You're looking at it strictly through a profit maximizing financial lens, but obviously this move isn't strictly a financial one.

What if the purpose of businesses wasn't to maximize profit/ROI?


> What if the purpose of businesses wasn't to maximize profit/ROI?

Mind-blowing concepts :-)


Many of the same moves have to be taken if the business wants to remain solvent into the next fiscal year.


If profits are unexpectedly worse next year, the compensation structure is probably the least of their worries.

What they're really doing is investing in their brand as an employer, in the belief that loyal, eager employees make a sustainable company. For a company working a space like credit card processing, that's probably a better bet than a big ad campaign or R&D investment.
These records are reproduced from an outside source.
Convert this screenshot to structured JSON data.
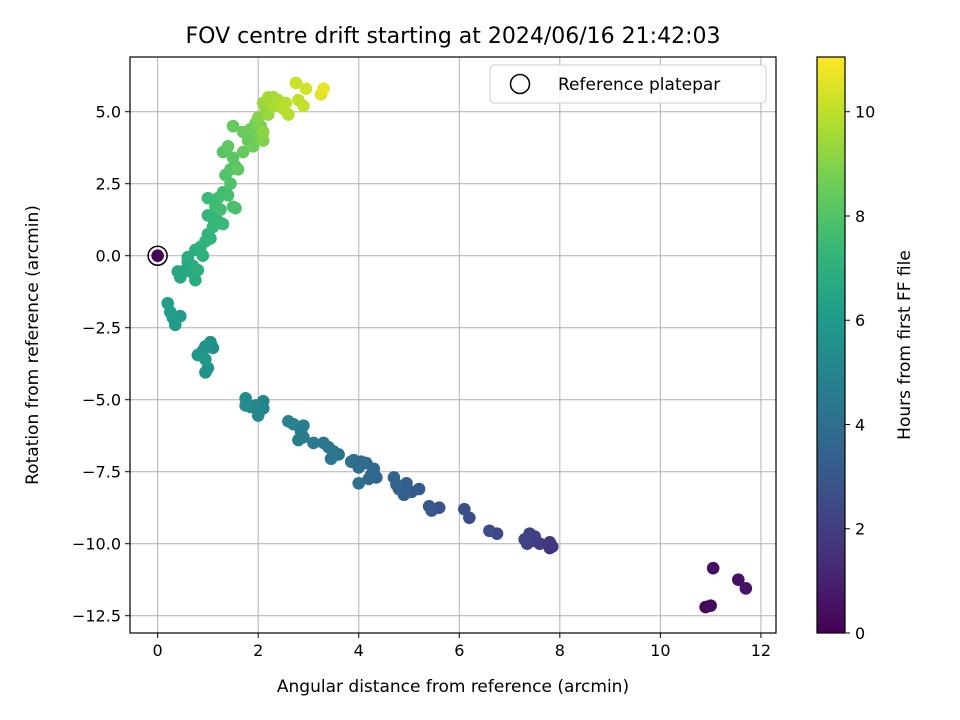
{
  "chart_data": {
    "type": "scatter",
    "title": "FOV centre drift starting at 2024/06/16 21:42:03",
    "xlabel": "Angular distance from reference (arcmin)",
    "ylabel": "Rotation from reference (arcmin)",
    "xlim": [
      -0.55,
      12.3
    ],
    "ylim": [
      -13.1,
      6.9
    ],
    "xticks": [
      "0",
      "2",
      "4",
      "6",
      "8",
      "10",
      "12"
    ],
    "yticks": [
      "−12.5",
      "−10.0",
      "−7.5",
      "−5.0",
      "−2.5",
      "0.0",
      "2.5",
      "5.0"
    ],
    "grid": true,
    "legend": {
      "position": "top-right",
      "entries": [
        "Reference platepar"
      ]
    },
    "reference_point": {
      "x": 0,
      "y": 0
    },
    "colorbar": {
      "label": "Hours from first FF file",
      "range": [
        0,
        11.05
      ],
      "ticks": [
        "0",
        "2",
        "4",
        "6",
        "8",
        "10"
      ],
      "colormap": "viridis"
    },
    "points": [
      [
        0.0,
        0.0,
        0.05
      ],
      [
        10.9,
        -12.2,
        0.2
      ],
      [
        11.0,
        -12.15,
        0.3
      ],
      [
        11.05,
        -10.85,
        0.4
      ],
      [
        11.55,
        -11.25,
        0.5
      ],
      [
        11.7,
        -11.55,
        0.6
      ],
      [
        7.8,
        -10.15,
        1.6
      ],
      [
        7.85,
        -10.1,
        1.7
      ],
      [
        7.8,
        -9.95,
        1.8
      ],
      [
        7.6,
        -10.0,
        1.9
      ],
      [
        7.45,
        -9.9,
        2.0
      ],
      [
        7.5,
        -9.75,
        2.05
      ],
      [
        7.4,
        -9.65,
        2.1
      ],
      [
        7.35,
        -10.0,
        2.15
      ],
      [
        7.3,
        -9.85,
        2.2
      ],
      [
        6.75,
        -9.65,
        2.4
      ],
      [
        6.6,
        -9.55,
        2.5
      ],
      [
        6.2,
        -9.1,
        2.6
      ],
      [
        6.1,
        -8.8,
        2.7
      ],
      [
        5.6,
        -8.75,
        2.8
      ],
      [
        5.45,
        -8.85,
        2.9
      ],
      [
        5.4,
        -8.7,
        3.0
      ],
      [
        5.2,
        -8.1,
        3.1
      ],
      [
        5.05,
        -8.2,
        3.2
      ],
      [
        4.95,
        -7.9,
        3.3
      ],
      [
        4.9,
        -8.3,
        3.35
      ],
      [
        4.8,
        -8.1,
        3.4
      ],
      [
        4.75,
        -7.95,
        3.45
      ],
      [
        4.7,
        -7.7,
        3.5
      ],
      [
        4.35,
        -7.7,
        3.6
      ],
      [
        4.3,
        -7.4,
        3.65
      ],
      [
        4.25,
        -7.6,
        3.7
      ],
      [
        4.15,
        -7.2,
        3.75
      ],
      [
        4.2,
        -7.75,
        3.8
      ],
      [
        4.05,
        -7.15,
        3.85
      ],
      [
        4.0,
        -7.35,
        3.9
      ],
      [
        3.95,
        -7.2,
        3.95
      ],
      [
        3.9,
        -7.1,
        4.0
      ],
      [
        3.85,
        -7.15,
        4.05
      ],
      [
        4.0,
        -7.9,
        4.1
      ],
      [
        3.6,
        -6.9,
        4.2
      ],
      [
        3.5,
        -6.8,
        4.25
      ],
      [
        3.45,
        -7.05,
        4.3
      ],
      [
        3.4,
        -6.65,
        4.35
      ],
      [
        3.3,
        -6.5,
        4.4
      ],
      [
        3.1,
        -6.5,
        4.5
      ],
      [
        2.9,
        -6.3,
        4.6
      ],
      [
        2.85,
        -6.1,
        4.65
      ],
      [
        2.9,
        -5.9,
        4.7
      ],
      [
        2.8,
        -6.4,
        4.75
      ],
      [
        2.7,
        -5.85,
        4.8
      ],
      [
        2.6,
        -5.75,
        4.85
      ],
      [
        2.1,
        -5.05,
        5.0
      ],
      [
        2.1,
        -5.3,
        5.05
      ],
      [
        2.0,
        -5.55,
        5.1
      ],
      [
        1.95,
        -5.2,
        5.15
      ],
      [
        1.85,
        -5.25,
        5.2
      ],
      [
        1.75,
        -5.2,
        5.25
      ],
      [
        1.75,
        -4.95,
        5.3
      ],
      [
        1.1,
        -3.2,
        5.5
      ],
      [
        1.05,
        -3.0,
        5.55
      ],
      [
        1.0,
        -3.9,
        5.6
      ],
      [
        0.95,
        -4.05,
        5.65
      ],
      [
        0.9,
        -3.3,
        5.7
      ],
      [
        0.95,
        -3.15,
        5.75
      ],
      [
        0.8,
        -3.45,
        5.8
      ],
      [
        0.95,
        -3.6,
        5.85
      ],
      [
        0.45,
        -2.1,
        6.0
      ],
      [
        0.35,
        -2.4,
        6.05
      ],
      [
        0.3,
        -2.15,
        6.1
      ],
      [
        0.25,
        -1.95,
        6.15
      ],
      [
        0.2,
        -1.65,
        6.2
      ],
      [
        0.4,
        -0.55,
        6.5
      ],
      [
        0.45,
        -0.75,
        6.55
      ],
      [
        0.55,
        -0.5,
        6.6
      ],
      [
        0.6,
        -0.2,
        6.65
      ],
      [
        0.65,
        -0.55,
        6.7
      ],
      [
        0.7,
        -0.35,
        6.75
      ],
      [
        0.75,
        -0.85,
        6.8
      ],
      [
        0.6,
        -0.05,
        6.85
      ],
      [
        0.75,
        0.2,
        6.9
      ],
      [
        0.8,
        -0.5,
        6.95
      ],
      [
        0.85,
        0.3,
        7.0
      ],
      [
        0.9,
        0.0,
        7.05
      ],
      [
        0.95,
        0.5,
        7.1
      ],
      [
        1.0,
        0.75,
        7.15
      ],
      [
        1.05,
        0.6,
        7.2
      ],
      [
        1.1,
        1.0,
        7.25
      ],
      [
        1.0,
        1.4,
        7.3
      ],
      [
        1.1,
        1.3,
        7.35
      ],
      [
        1.2,
        1.2,
        7.4
      ],
      [
        1.3,
        1.1,
        7.45
      ],
      [
        1.0,
        2.0,
        7.5
      ],
      [
        1.15,
        1.7,
        7.55
      ],
      [
        1.2,
        2.0,
        7.6
      ],
      [
        1.25,
        1.6,
        7.65
      ],
      [
        1.3,
        2.2,
        7.7
      ],
      [
        1.4,
        2.1,
        7.75
      ],
      [
        1.5,
        1.7,
        7.8
      ],
      [
        1.55,
        1.65,
        7.85
      ],
      [
        1.45,
        2.5,
        7.9
      ],
      [
        1.35,
        2.8,
        8.0
      ],
      [
        1.45,
        3.0,
        8.05
      ],
      [
        1.55,
        3.1,
        8.1
      ],
      [
        1.3,
        3.6,
        8.15
      ],
      [
        1.5,
        3.4,
        8.2
      ],
      [
        1.4,
        3.8,
        8.25
      ],
      [
        1.6,
        3.0,
        8.3
      ],
      [
        1.5,
        4.5,
        8.35
      ],
      [
        1.7,
        3.6,
        8.4
      ],
      [
        1.8,
        4.0,
        8.45
      ],
      [
        1.7,
        4.3,
        8.5
      ],
      [
        1.85,
        4.4,
        8.55
      ],
      [
        1.9,
        3.8,
        8.6
      ],
      [
        2.0,
        4.1,
        8.65
      ],
      [
        1.95,
        4.6,
        8.7
      ],
      [
        2.05,
        4.5,
        8.8
      ],
      [
        2.1,
        4.0,
        8.9
      ],
      [
        2.0,
        4.8,
        9.0
      ],
      [
        2.1,
        4.3,
        9.1
      ],
      [
        2.15,
        5.1,
        9.2
      ],
      [
        2.2,
        4.9,
        9.3
      ],
      [
        2.1,
        5.3,
        9.35
      ],
      [
        2.3,
        5.5,
        9.5
      ],
      [
        2.2,
        5.5,
        9.55
      ],
      [
        2.3,
        5.2,
        9.6
      ],
      [
        2.4,
        5.4,
        9.7
      ],
      [
        2.5,
        5.1,
        9.8
      ],
      [
        2.6,
        4.9,
        9.85
      ],
      [
        2.55,
        5.3,
        9.9
      ],
      [
        2.8,
        5.4,
        10.0
      ],
      [
        2.9,
        5.2,
        10.1
      ],
      [
        2.75,
        6.0,
        10.2
      ],
      [
        2.95,
        5.8,
        10.3
      ],
      [
        3.25,
        5.6,
        10.5
      ],
      [
        3.3,
        5.8,
        10.7
      ]
    ]
  }
}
I think this this sentiment is a relative of the recurring comment that 'there is a legal/fiduciary duty get investors the highest possible ROI.' I think it's neither true in practice or in theory, taken that literally.
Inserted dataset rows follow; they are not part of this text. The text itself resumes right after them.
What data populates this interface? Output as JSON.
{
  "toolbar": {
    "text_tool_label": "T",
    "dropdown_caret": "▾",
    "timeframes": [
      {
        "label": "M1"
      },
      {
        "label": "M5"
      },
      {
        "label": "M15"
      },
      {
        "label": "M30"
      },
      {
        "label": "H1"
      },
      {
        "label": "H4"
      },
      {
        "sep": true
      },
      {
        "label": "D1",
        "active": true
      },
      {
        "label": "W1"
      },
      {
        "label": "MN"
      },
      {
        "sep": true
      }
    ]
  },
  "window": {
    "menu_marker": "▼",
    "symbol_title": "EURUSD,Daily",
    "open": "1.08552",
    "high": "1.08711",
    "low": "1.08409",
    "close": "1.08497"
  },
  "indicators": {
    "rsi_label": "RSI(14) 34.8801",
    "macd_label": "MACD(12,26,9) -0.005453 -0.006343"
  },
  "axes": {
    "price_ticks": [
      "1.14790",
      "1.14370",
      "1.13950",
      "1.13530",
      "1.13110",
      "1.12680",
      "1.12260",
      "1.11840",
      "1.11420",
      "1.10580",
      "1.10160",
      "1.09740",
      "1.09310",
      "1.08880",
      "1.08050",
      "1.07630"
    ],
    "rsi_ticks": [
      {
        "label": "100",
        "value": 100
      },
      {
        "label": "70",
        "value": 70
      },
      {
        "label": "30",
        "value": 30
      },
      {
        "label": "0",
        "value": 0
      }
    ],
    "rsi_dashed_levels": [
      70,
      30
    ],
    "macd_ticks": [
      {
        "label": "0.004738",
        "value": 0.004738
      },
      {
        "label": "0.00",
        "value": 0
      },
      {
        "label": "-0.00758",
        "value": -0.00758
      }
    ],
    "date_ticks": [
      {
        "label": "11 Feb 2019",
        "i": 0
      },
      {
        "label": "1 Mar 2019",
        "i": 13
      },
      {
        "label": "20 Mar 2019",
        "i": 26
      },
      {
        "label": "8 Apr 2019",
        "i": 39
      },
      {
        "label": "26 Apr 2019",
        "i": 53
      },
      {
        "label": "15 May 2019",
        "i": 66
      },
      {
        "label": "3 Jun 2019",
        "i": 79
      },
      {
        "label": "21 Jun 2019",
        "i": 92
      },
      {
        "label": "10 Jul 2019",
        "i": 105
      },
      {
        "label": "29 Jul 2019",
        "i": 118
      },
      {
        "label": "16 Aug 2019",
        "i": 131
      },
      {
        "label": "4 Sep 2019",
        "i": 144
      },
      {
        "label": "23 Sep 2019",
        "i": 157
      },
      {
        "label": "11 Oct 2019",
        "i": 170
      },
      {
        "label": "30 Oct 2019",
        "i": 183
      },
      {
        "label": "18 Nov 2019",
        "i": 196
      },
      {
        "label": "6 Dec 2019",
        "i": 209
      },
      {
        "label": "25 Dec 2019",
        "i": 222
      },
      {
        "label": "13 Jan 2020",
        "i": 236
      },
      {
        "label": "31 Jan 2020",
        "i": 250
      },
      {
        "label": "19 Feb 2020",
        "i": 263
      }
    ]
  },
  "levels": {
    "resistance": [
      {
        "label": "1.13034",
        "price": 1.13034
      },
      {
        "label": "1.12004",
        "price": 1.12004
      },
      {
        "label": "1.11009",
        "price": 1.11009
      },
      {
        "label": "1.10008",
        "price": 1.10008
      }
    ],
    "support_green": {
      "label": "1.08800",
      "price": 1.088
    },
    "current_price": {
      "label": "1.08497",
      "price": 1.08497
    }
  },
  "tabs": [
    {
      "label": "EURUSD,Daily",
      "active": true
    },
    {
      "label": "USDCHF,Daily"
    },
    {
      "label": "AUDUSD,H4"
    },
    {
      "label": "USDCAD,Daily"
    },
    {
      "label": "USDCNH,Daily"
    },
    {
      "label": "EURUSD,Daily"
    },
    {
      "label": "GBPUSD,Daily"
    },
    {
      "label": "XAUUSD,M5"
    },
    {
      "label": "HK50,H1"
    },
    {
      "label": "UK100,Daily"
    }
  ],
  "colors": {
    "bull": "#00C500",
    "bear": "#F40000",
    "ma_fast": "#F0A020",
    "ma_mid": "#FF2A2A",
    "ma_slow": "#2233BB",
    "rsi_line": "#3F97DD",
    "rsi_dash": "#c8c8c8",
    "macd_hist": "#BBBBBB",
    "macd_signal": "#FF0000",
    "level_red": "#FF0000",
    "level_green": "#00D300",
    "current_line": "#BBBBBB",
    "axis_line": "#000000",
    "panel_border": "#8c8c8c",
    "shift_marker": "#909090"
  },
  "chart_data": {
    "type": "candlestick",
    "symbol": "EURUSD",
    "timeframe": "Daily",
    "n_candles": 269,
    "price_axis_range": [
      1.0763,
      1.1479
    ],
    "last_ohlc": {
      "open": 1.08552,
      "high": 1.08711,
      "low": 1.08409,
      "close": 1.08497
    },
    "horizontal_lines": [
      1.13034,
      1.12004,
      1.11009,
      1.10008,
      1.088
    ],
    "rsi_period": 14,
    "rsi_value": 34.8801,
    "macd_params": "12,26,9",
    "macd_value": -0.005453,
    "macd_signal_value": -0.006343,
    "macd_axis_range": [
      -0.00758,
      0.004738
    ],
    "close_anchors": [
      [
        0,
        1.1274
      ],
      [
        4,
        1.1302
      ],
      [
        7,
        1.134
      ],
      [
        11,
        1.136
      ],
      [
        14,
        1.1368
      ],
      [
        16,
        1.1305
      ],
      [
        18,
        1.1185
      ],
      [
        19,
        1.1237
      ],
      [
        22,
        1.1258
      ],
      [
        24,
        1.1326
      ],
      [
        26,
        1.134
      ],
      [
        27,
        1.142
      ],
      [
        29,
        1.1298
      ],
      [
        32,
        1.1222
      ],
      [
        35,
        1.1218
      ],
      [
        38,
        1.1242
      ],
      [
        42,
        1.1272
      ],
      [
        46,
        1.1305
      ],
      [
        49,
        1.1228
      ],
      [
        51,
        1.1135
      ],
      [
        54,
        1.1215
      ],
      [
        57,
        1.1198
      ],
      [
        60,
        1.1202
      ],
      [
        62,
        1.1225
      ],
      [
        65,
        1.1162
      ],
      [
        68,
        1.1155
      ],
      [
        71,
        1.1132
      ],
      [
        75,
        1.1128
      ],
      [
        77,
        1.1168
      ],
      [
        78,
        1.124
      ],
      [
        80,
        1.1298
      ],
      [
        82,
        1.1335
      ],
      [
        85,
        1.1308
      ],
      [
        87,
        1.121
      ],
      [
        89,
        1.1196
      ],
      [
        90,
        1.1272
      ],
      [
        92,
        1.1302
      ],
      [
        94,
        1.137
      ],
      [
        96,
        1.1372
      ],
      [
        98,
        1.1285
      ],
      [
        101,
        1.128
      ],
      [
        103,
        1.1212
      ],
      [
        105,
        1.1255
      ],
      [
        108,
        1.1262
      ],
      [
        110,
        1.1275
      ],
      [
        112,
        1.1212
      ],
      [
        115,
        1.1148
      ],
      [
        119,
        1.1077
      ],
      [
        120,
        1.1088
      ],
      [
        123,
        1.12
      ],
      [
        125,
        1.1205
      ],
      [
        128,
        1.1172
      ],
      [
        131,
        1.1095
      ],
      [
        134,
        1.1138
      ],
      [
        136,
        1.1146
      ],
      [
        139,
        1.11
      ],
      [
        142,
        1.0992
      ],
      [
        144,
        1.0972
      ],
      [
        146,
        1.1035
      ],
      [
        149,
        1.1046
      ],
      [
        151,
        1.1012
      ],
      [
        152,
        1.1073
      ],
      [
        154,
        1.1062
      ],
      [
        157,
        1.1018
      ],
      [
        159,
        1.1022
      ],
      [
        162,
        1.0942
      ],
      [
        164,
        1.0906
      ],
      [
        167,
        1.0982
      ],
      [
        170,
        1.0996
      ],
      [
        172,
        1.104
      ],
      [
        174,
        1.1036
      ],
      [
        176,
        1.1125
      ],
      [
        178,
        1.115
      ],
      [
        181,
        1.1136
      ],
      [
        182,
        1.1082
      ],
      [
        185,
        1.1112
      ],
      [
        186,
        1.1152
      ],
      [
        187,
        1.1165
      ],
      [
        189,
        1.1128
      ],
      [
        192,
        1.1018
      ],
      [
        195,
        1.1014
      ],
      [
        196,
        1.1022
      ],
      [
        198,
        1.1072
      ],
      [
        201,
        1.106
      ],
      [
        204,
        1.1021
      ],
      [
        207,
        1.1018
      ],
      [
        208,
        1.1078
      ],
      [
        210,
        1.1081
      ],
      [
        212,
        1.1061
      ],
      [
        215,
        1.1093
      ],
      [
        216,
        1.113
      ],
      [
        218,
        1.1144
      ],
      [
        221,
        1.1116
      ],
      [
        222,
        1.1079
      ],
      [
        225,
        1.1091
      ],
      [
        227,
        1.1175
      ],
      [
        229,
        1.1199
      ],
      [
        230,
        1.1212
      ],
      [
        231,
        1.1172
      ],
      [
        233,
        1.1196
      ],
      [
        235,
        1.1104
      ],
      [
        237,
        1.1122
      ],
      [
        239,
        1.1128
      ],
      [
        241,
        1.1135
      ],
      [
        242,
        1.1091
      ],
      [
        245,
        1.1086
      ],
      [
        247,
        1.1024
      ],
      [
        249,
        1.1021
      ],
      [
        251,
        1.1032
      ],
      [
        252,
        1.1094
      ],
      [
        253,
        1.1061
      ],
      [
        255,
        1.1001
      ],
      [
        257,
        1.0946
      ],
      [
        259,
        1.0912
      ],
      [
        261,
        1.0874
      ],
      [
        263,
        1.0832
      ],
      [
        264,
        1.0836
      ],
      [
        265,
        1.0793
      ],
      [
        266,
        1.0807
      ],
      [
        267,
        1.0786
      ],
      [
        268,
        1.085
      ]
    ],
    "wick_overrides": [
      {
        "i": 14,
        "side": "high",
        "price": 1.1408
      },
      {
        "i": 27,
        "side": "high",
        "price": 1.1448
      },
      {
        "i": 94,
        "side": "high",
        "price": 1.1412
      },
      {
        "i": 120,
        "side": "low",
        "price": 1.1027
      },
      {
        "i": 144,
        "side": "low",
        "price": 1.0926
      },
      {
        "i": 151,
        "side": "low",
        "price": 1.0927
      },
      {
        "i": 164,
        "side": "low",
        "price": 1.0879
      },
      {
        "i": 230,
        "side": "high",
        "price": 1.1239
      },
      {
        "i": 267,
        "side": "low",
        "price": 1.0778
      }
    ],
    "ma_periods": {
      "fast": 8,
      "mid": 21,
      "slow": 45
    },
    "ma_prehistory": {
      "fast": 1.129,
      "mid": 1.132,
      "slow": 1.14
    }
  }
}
CEOs can't steal from investors or run the company against their interests. But they have a lot of decision making capacity within those bounds. Salaries (and realistically, the more pronounced questions are around executive pay), are within that boundary. So are marketing expenses, R&D expenditure and such. Companies are run using instinct, worldview, eve morals.

It's not like investors can drag CEOs into court over every decision and demand they prove they're in shareholders' interests. If decisions are seriously, provably against investor interests they can, but in practice this means some sort of stealing. Crooked contracts with kickbacks, embezzlement. That sort of stuff. Apart from that it's 'normal' business. If investors don't like how the company is run they can replace him. Otherwise, sell.


It has nothing to do with that. It's obvious this company is privately owned by him and possibly his brother.


I wonder how the conversation with finance went on this one.

If he's sensible he'll have taking his marketing director to the meeting. One of the most important things for a financial institution is being seen to be both ethical and trustworthy - setting out how you're not greedy and you want to improve the lives of your employees goes a long way to doing that. This move sets his company apart from the usual faceless, greed-driven credit card businesses, possibly to the point where they'll take a lot of the green/ethical/social business market.

Given that this move is already paid for, it seems to be a brilliant bit of marketing that also has a real positive impact.


I think your point 2 is overlooking what competition means. This, this very move is putting yourself ahead of competition and there is an overwhelming amount of research that suggests well paid (salary -- not to be confused with performance based "rewards") employees work better.


Company is 100% bootstrapped, so he doesn't have to worry about what investors think.


Is it "finance"'s business what the CEO chooses to do with his compensation?